Because this topic is somewhat related with the one we wrote you yesterday about Proxy Certificates you'll find some comments in the original text below. Regards,
On Jun 3, 2005, at 01:30, Mike Helm wrote:
I think it is hard to make one rite answer & don't have a strong opinion on this, but why _wouldn't_ the static info (local CRL) be the usual first test? Isn't it always the cheapest test? Since it should _never_ be better than the the OCSP check, checking it last seems useless unless (and only unless) all the OCSP responses are timeouts or unknown. So just do it first and then forget it (see above).
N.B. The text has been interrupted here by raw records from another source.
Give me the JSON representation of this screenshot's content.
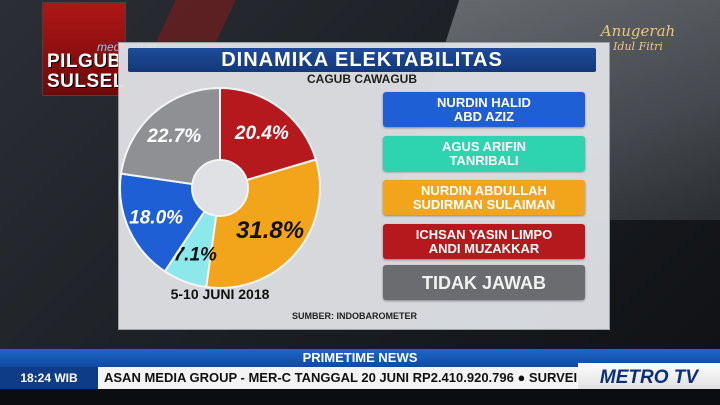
{
  "overlay": {
    "segment_label_line1": "PILGUB",
    "segment_label_line2": "SULSEL",
    "website": "medcom.id",
    "badge_line1": "Anugerah",
    "badge_line2": "Idul Fitri"
  },
  "infographic": {
    "title": "DINAMIKA ELEKTABILITAS",
    "subtitle": "CAGUB CAWAGUB",
    "date": "5-10 JUNI 2018",
    "source": "SUMBER: INDOBAROMETER"
  },
  "chart_data": {
    "type": "pie",
    "title": "DINAMIKA ELEKTABILITAS",
    "subtitle": "CAGUB CAWAGUB",
    "donut": true,
    "series": [
      {
        "name_lines": [
          "NURDIN HALID",
          "ABD AZIZ"
        ],
        "value": 18.0,
        "label": "18.0%",
        "color": "#1f5fd6"
      },
      {
        "name_lines": [
          "AGUS ARIFIN",
          "TANRIBALI"
        ],
        "value": 7.1,
        "label": "7.1%",
        "color": "#2ed3b0"
      },
      {
        "name_lines": [
          "NURDIN ABDULLAH",
          "SUDIRMAN SULAIMAN"
        ],
        "value": 31.8,
        "label": "31.8%",
        "color": "#f2a51a"
      },
      {
        "name_lines": [
          "ICHSAN YASIN LIMPO",
          "ANDI MUZAKKAR"
        ],
        "value": 20.4,
        "label": "20.4%",
        "color": "#b5181d"
      },
      {
        "name_lines": [
          "TIDAK JAWAB"
        ],
        "value": 22.7,
        "label": "22.7%",
        "color": "#6a6c70"
      }
    ],
    "slice_display": [
      {
        "label": "20.4%",
        "color": "#b5181d",
        "value": 20.4
      },
      {
        "label": "31.8%",
        "color": "#f2a51a",
        "value": 31.8
      },
      {
        "label": "7.1%",
        "color": "#8de8ec",
        "value": 7.1
      },
      {
        "label": "18.0%",
        "color": "#1f5fd6",
        "value": 18.0
      },
      {
        "label": "22.7%",
        "color": "#8e9094",
        "value": 22.7
      }
    ]
  },
  "ticker": {
    "program": "PRIMETIME NEWS",
    "clock": "18:24 WIB",
    "text": "ASAN MEDIA GROUP - MER-C TANGGAL 20 JUNI RP2.410.920.796 ● SURVEI",
    "channel": "METRO TV"
  }
}
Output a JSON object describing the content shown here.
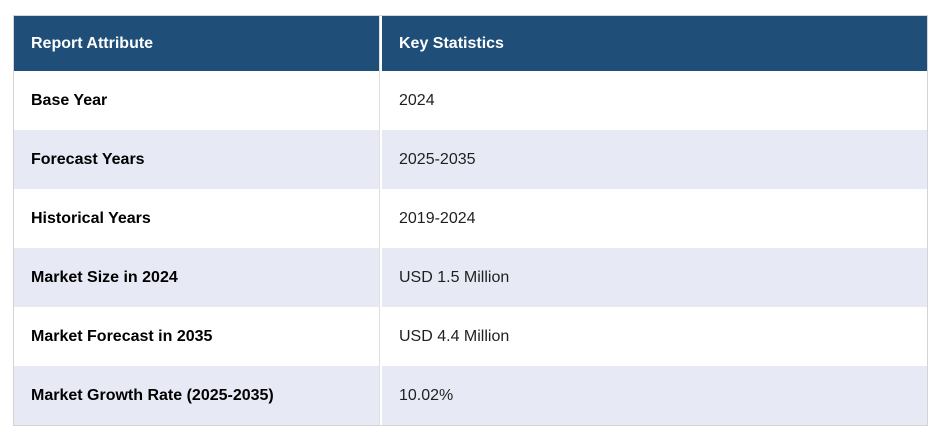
{
  "table": {
    "columns": {
      "attribute": "Report Attribute",
      "statistics": "Key Statistics"
    },
    "rows": [
      {
        "attribute": "Base Year",
        "value": "2024"
      },
      {
        "attribute": "Forecast Years",
        "value": "2025-2035"
      },
      {
        "attribute": "Historical Years",
        "value": "2019-2024"
      },
      {
        "attribute": "Market Size in 2024",
        "value": "USD 1.5 Million"
      },
      {
        "attribute": "Market Forecast in 2035",
        "value": "USD 4.4 Million"
      },
      {
        "attribute": "Market Growth Rate (2025-2035)",
        "value": "10.02%"
      }
    ],
    "colors": {
      "header_bg": "#1F4E79",
      "header_text": "#FFFFFF",
      "row_bg": "#FFFFFF",
      "row_alt_bg": "#E7EAF4",
      "label_text": "#000000",
      "value_text": "#1F1F1F",
      "outer_border": "#D4D4D4"
    }
  }
}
I'm not sure the gain outweighs the additional complexity. How many percent of the issued certificates are typically revoked? That's the maximum reduction of OCSP queries that you would get as a result. Plus, you have to watch out when encoding the logic: if you process the CRL first, the cert not being in the CRL should equal "unknown" and you should continue looking at other places; if you process the CRL last and the cert is not in the CRL, it should evaluate to "good".
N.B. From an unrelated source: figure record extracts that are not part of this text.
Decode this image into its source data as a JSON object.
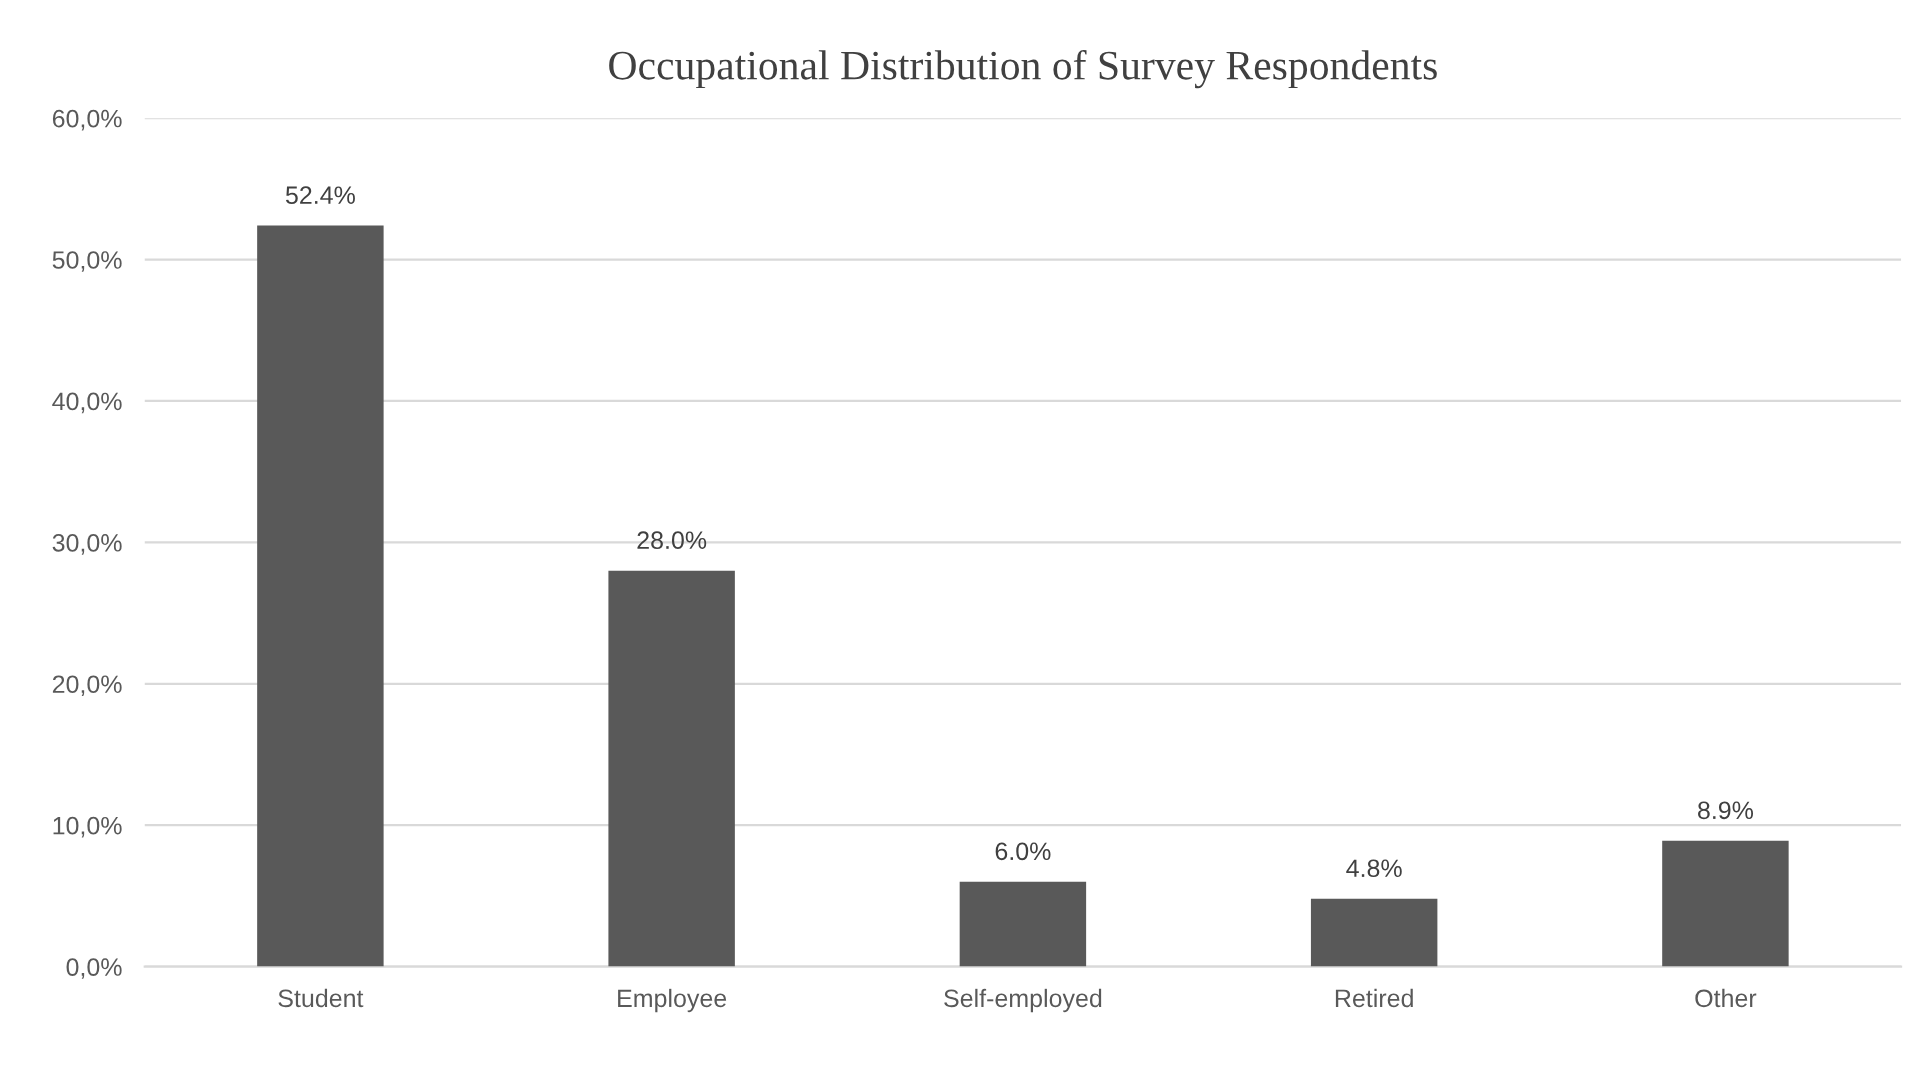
{
  "chart_data": {
    "type": "bar",
    "title": "Occupational Distribution of Survey Respondents",
    "categories": [
      "Student",
      "Employee",
      "Self-employed",
      "Retired",
      "Other"
    ],
    "values": [
      52.4,
      28.0,
      6.0,
      4.8,
      8.9
    ],
    "value_labels": [
      "52.4%",
      "28.0%",
      "6.0%",
      "4.8%",
      "8.9%"
    ],
    "color": "#595959",
    "ylim": [
      0,
      60
    ],
    "yticks": [
      {
        "value": 0,
        "label": "0,0%"
      },
      {
        "value": 10,
        "label": "10,0%"
      },
      {
        "value": 20,
        "label": "20,0%"
      },
      {
        "value": 30,
        "label": "30,0%"
      },
      {
        "value": 40,
        "label": "40,0%"
      },
      {
        "value": 50,
        "label": "50,0%"
      },
      {
        "value": 60,
        "label": "60,0%"
      }
    ],
    "grid": "y"
  }
}
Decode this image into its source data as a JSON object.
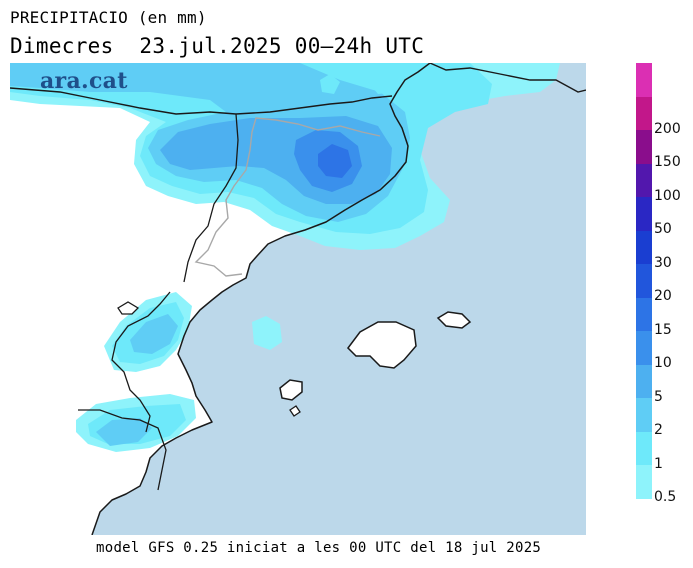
{
  "title": {
    "line1": "PRECIPITACIO (en mm)",
    "line2": "Dimecres  23.jul.2025 00–24h UTC"
  },
  "footer": "model GFS 0.25 iniciat a les 00 UTC del 18 jul 2025",
  "watermark": "ara.cat",
  "colors": {
    "sea": "#bcd8ea",
    "land": "#ffffff",
    "coast": "#1a1a1a",
    "border": "#a8a8a8"
  },
  "legend": {
    "bins": [
      {
        "label": "0.5",
        "color": "#8ef3fb"
      },
      {
        "label": "1",
        "color": "#6ee9fa"
      },
      {
        "label": "2",
        "color": "#5fcdf5"
      },
      {
        "label": "5",
        "color": "#4db0f0"
      },
      {
        "label": "10",
        "color": "#3a90ec"
      },
      {
        "label": "15",
        "color": "#2d74e6"
      },
      {
        "label": "20",
        "color": "#2156dc"
      },
      {
        "label": "30",
        "color": "#1a3ed1"
      },
      {
        "label": "50",
        "color": "#2a27c4"
      },
      {
        "label": "100",
        "color": "#5217ad"
      },
      {
        "label": "150",
        "color": "#8a0d8c"
      },
      {
        "label": "200",
        "color": "#c2178a"
      },
      {
        "label": "",
        "color": "#db2fb3"
      }
    ]
  }
}
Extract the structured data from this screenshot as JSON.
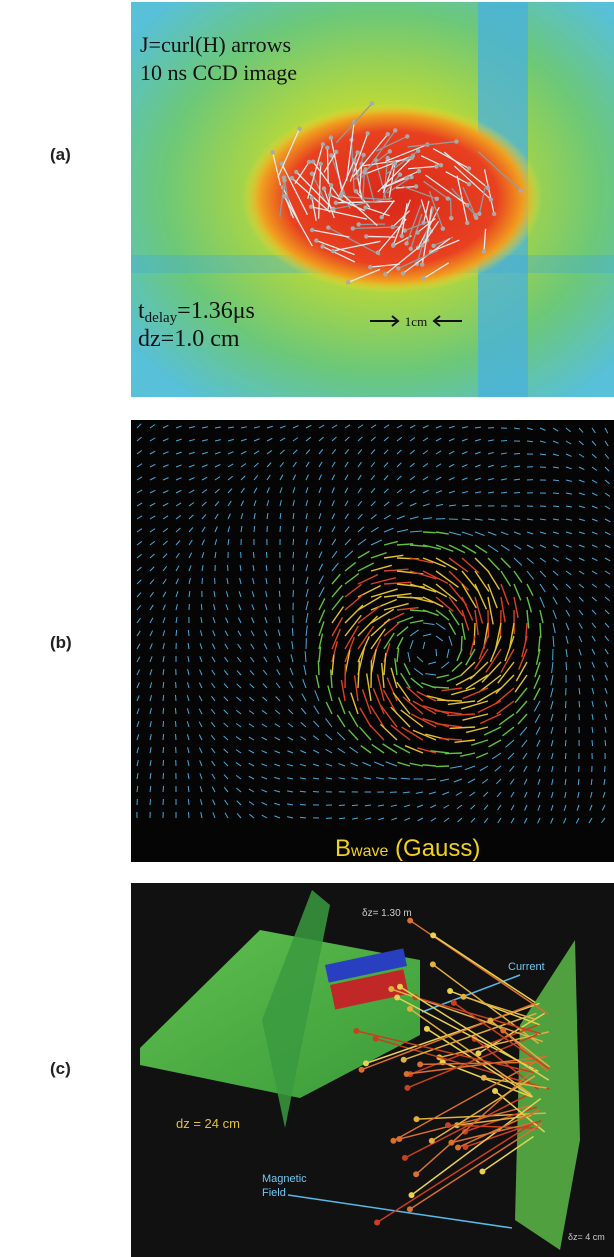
{
  "panels": [
    {
      "label": "(a)",
      "annotations": {
        "line1": "J=curl(H) arrows",
        "line2": "10 ns CCD image",
        "delay": {
          "base": "t",
          "sub": "delay",
          "rest": "=1.36μs"
        },
        "dz": "dz=1.0 cm",
        "scale": "1cm"
      }
    },
    {
      "label": "(b)",
      "annotations": {
        "field": {
          "base": "B",
          "sub": "wave",
          "rest": " (Gauss)"
        }
      }
    },
    {
      "label": "(c)",
      "annotations": {
        "dz_top": "δz= 1.30 m",
        "current": "Current",
        "dz_left": "dz = 24 cm",
        "magnetic": [
          "Magnetic",
          "Field"
        ],
        "dz_bottom": "δz= 4 cm"
      }
    }
  ]
}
For the proposed Proxy Revocation method using CertiVeR an "unknown" status for the Proxy Certificate will always be obtained from a CRL (as their revocation info is registered not in the CRL but into a Database for such purpose), so from this point of view there is an overhead if you first check with such CRL. Also if there are several CAs involved then you should check every correspondent CRL as there is not a concept like OCSP's Trusted Responder which serves several CAs. On top of that, if a CRL has a considerable size then its search/download process may become cumbersome. Remember that this is only a suggestion for the user/developer and finally OCSP options able to change such behaviour should be configured into the multicited policy (section 9).
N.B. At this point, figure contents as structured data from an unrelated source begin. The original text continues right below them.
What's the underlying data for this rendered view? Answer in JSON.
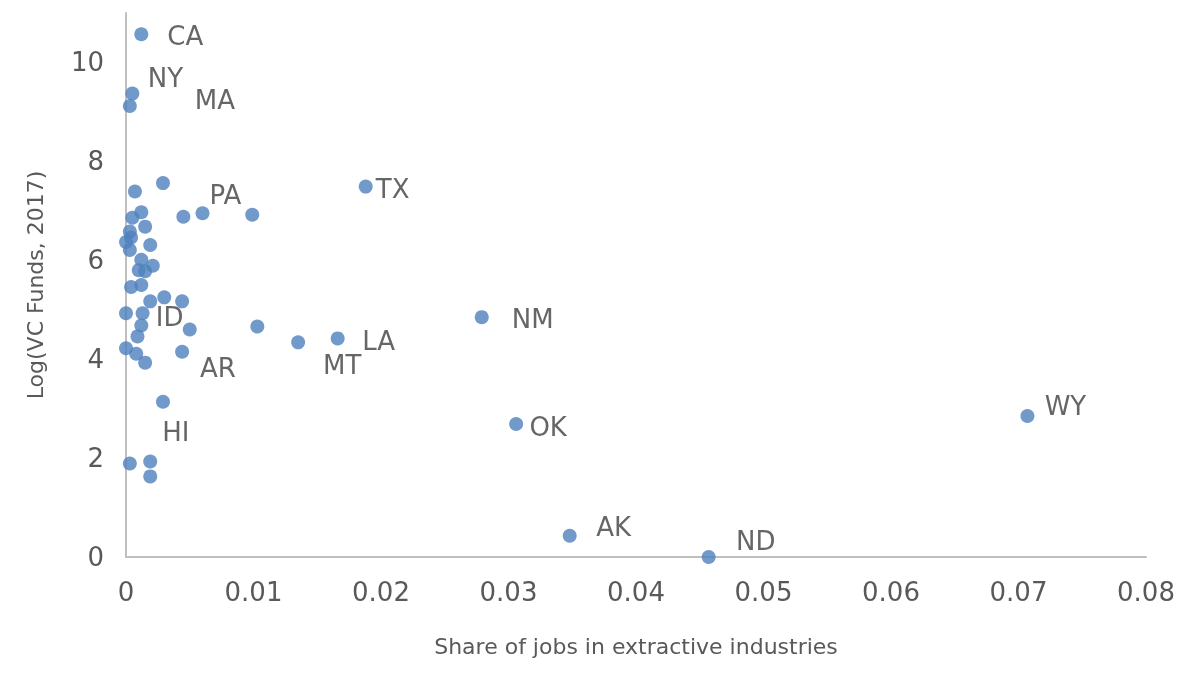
{
  "chart_data": {
    "type": "scatter",
    "xlabel": "Share of jobs in extractive industries",
    "ylabel": "Log(VC Funds, 2017)",
    "x": [
      0.0012,
      0.0005,
      0.0003,
      0.0029,
      0.0007,
      0.0188,
      0.0045,
      0.006,
      0.0099,
      0.0012,
      0.0005,
      0.0015,
      0.0003,
      0.0004,
      0,
      0.0019,
      0.0003,
      0.0012,
      0.0021,
      0.0015,
      0.001,
      0.0012,
      0.0004,
      0.003,
      0.0019,
      0.0044,
      0,
      0.0013,
      0.005,
      0.0103,
      0.0012,
      0.0009,
      0,
      0.0008,
      0.0015,
      0.0044,
      0.0166,
      0.0135,
      0.0279,
      0.0029,
      0.0003,
      0.0019,
      0.0019,
      0.0306,
      0.0707,
      0.0348,
      0.0457
    ],
    "values": [
      10.57,
      9.37,
      9.12,
      7.56,
      7.39,
      7.49,
      6.88,
      6.95,
      6.92,
      6.97,
      6.86,
      6.68,
      6.58,
      6.46,
      6.37,
      6.31,
      6.21,
      6.01,
      5.89,
      5.78,
      5.8,
      5.5,
      5.46,
      5.25,
      5.17,
      5.17,
      4.93,
      4.93,
      4.6,
      4.66,
      4.68,
      4.46,
      4.22,
      4.11,
      3.93,
      4.15,
      4.42,
      4.34,
      4.85,
      3.14,
      1.89,
      1.93,
      1.63,
      2.69,
      2.85,
      0.43,
      0
    ],
    "color": "#4e81bd",
    "marker": "circle",
    "grid": false,
    "xlim": [
      0,
      0.08
    ],
    "xticks": [
      0,
      0.01,
      0.02,
      0.03,
      0.04,
      0.05,
      0.06,
      0.07,
      0.08
    ],
    "ylim": [
      0,
      11
    ],
    "yticks": [
      0,
      2,
      4,
      6,
      8,
      10
    ],
    "annotations": [
      {
        "text": "CA",
        "x": 0.0012,
        "y": 10.57
      },
      {
        "text": "NY",
        "x": 0.0005,
        "y": 9.37
      },
      {
        "text": "MA",
        "x": 0.0003,
        "y": 9.12
      },
      {
        "text": "TX",
        "x": 0.0188,
        "y": 7.49
      },
      {
        "text": "PA",
        "x": 0.0045,
        "y": 6.88
      },
      {
        "text": "ID",
        "x": 0.0013,
        "y": 4.93
      },
      {
        "text": "LA",
        "x": 0.0166,
        "y": 4.42
      },
      {
        "text": "MT",
        "x": 0.0135,
        "y": 4.34
      },
      {
        "text": "NM",
        "x": 0.0279,
        "y": 4.85
      },
      {
        "text": "AR",
        "x": 0.0029,
        "y": 3.14
      },
      {
        "text": "HI",
        "x": 0.0003,
        "y": 1.89
      },
      {
        "text": "OK",
        "x": 0.0306,
        "y": 2.69
      },
      {
        "text": "WY",
        "x": 0.0707,
        "y": 2.85
      },
      {
        "text": "AK",
        "x": 0.0348,
        "y": 0.43
      },
      {
        "text": "ND",
        "x": 0.0457,
        "y": 0
      }
    ]
  }
}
IMO, it's only when you run a well-managed central service that you would really gain by query CRLs first, and assume that a non-entry means "good", as that requires proper conduct in regards to keeping the local CRL updated. The text in 4.2 should be enhanced to reflect this consideration.
However as you mentioned in the last part of your email, even this central service would have problems keeping fresher certificates status (when compared against OCSP).
We all know what disaster it is to have CRLs on client machines where we couldn't control such a conduct -- we shouldn't even try that again.
Also, one has to weigh in risk into the equation. For instance, a service may trust the locally cached CRL for HTTPS handshakes, but make an extra OCSP query before processing a transaction worth > €10,000. This is of course under the assumption that the OCSP query would return a state that is fresher (more fresh?) than what's available in the local CRL.
Which is mostly true when you combine OCSP with a mechanism like Delta-CRL. Now again the user should be able to change this default behaviour by customizing the OCSP Policy according to his needs.